George Mason Receives $25 Million Federal Award for Construction of a Regional Biocontainment Laboratory
Posted: September 8, 2005 at 1:00 am, Last Updated: November 30, -0001 at 12:00 am
George Mason has been awarded $25 million from the National Institute of Allergy and Infectious Diseases (NIAID), part of the National Institutes of Health, for construction of a Regional Biocontainment Laboratory at the Prince William Campus in Manassas. The successful application, proposed by George Mason’s National Center for Biodefense and Infectious Diseases, has resulted in the largest research award in the university’s history.
The 83,154-square-foot facility will contain a biosafety level-3 laboratory for the development of techniques and products for detection, diagnosis, prevention and treatment of infectious diseases that either result from biological terrorism or arise naturally. Research will focus on diseases considered by the U.S. government to be potential bioterror threats, such as anthrax, tularemia and plague, as well as emerging infectious diseases, such as SARS, West Nile virus and influenza.
“It is truly an honor for George Mason to be a recipient of this highly competitive award. I am confident that we will fulfill the trust placed in us by the federal government to meet this critical national defense need,” says university President Alan Merten. “This winning proposal is a product of a highly competent and dedicated team of scientists and administrators. The biomedical research produced in this facility will result from the same model.”
“This award to George Mason not only recognizes its stature as a research center, but it also places the university among the elite institutions in the United States conducting this level of biodefense research,” says Sean Connaughton, chairman of the Prince William Board of County Supervisors. “The county’s partnership with the university has led to many new investments and jobs in Prince William County, and this facility is part of the continued growth of the county as a biotech community.”
The total cost of the project is approximately $42 million. In addition to the $25 million NIAID award, the university will provide an estimated $15.3 million in matching funds, and Virginia Gov. Mark Warner has committed $2.5 million on behalf of the commonwealth for land acquisition.
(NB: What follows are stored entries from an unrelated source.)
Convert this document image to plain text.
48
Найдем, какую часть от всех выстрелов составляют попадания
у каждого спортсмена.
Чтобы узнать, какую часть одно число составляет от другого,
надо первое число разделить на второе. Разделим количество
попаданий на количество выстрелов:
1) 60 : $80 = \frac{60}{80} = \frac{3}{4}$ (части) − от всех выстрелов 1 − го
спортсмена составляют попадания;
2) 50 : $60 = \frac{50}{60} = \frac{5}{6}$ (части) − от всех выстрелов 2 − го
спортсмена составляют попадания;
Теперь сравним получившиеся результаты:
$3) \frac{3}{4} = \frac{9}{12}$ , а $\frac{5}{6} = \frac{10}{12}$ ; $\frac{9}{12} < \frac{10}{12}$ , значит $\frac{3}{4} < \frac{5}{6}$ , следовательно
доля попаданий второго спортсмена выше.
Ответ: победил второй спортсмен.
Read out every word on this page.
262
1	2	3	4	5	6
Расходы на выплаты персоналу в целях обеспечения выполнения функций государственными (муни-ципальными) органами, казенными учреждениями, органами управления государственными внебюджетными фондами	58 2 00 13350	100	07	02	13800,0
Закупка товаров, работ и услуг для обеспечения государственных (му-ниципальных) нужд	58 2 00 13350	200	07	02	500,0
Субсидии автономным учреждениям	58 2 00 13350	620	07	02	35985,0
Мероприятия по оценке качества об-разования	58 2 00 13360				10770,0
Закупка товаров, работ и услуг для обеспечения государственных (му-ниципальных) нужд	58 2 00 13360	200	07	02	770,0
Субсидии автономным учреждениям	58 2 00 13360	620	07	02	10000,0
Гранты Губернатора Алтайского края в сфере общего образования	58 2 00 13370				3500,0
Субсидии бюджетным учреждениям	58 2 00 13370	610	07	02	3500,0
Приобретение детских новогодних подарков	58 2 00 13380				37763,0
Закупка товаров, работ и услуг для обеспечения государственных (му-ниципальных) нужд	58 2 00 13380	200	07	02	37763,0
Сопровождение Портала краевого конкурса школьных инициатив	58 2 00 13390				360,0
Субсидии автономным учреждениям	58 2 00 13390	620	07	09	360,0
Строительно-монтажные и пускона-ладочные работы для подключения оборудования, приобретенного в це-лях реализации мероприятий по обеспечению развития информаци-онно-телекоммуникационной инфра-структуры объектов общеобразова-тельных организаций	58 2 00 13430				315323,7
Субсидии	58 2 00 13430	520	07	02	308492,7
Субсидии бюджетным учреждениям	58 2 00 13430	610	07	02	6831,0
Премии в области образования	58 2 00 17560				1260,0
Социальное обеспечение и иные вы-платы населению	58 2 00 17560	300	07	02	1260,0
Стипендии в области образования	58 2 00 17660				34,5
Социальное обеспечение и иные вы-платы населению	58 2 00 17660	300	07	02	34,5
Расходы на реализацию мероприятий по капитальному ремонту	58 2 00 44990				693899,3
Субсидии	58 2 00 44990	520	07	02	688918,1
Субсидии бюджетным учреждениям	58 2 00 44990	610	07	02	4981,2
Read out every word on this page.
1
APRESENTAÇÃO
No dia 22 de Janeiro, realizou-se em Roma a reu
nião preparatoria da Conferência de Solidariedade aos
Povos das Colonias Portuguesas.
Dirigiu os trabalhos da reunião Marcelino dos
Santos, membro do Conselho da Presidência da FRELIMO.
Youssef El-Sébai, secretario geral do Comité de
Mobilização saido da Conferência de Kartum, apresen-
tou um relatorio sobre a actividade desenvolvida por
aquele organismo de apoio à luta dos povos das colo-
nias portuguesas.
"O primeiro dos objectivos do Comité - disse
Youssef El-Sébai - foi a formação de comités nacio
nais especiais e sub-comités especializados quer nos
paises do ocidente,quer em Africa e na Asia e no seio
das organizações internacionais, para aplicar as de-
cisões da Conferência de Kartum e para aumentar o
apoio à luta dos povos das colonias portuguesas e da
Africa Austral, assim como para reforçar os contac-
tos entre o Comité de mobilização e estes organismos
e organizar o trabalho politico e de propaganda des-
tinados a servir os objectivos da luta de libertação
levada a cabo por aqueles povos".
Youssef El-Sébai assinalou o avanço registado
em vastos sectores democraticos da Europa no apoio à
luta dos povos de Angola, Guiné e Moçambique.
“I have challenged our public colleges and universities to take bold steps in the area of research and development, and I am extremely pleased that George Mason has landed this significant NIH grant,” Warner says. “I see an almost unlimited potential for George Mason in leveraging this region’s concentration of agencies and companies involved in military and homeland security issues.”
In addition to Warner, other state politicians have favorable responses to the announcement. “I’m extremely pleased that George Mason University has been awarded $25 million in federal funds to build a regional biocontainment laboratory for biological terror research,” comments Sen. George Allen, R-Va. “This substantial research award will help America meet its national defense needs, and I’m thrilled that the work will be done in Manassas, Va., by the good intelligent folks at George Mason.”
Congressman Tom Davis, R-Va., adds, “The ability to detect and prevent infectious diseases is a key component of our federal efforts to combat terrorism. As we sadly learned during the anthrax crisis in 2001, bioterrorism is a real threat. The National Institute of Allergy and Infectious Diseases made the right call in tapping into the brainpower of George Mason University to conduct this vital research.”
George Mason successfully competed for this award in response to NIAID’s Regional Biocontainment Laboratories Construction Program Initiative. In 2002, a panel of experts commissioned by NIAID cited a lack of biosafety level-3 and biosafety level-4 laboratories in the United States as a significant barrier to progress in biodefense research.
Sen. John W. Warner, R-Va., chairman of the U.S. Senate Armed Services Committee, says, “Biodefense remains one of our most critical priorities in national security. This facility, which will perform unique and important research to address bioterror threats, continues a long tradition of Virginians contributing to America’s security.”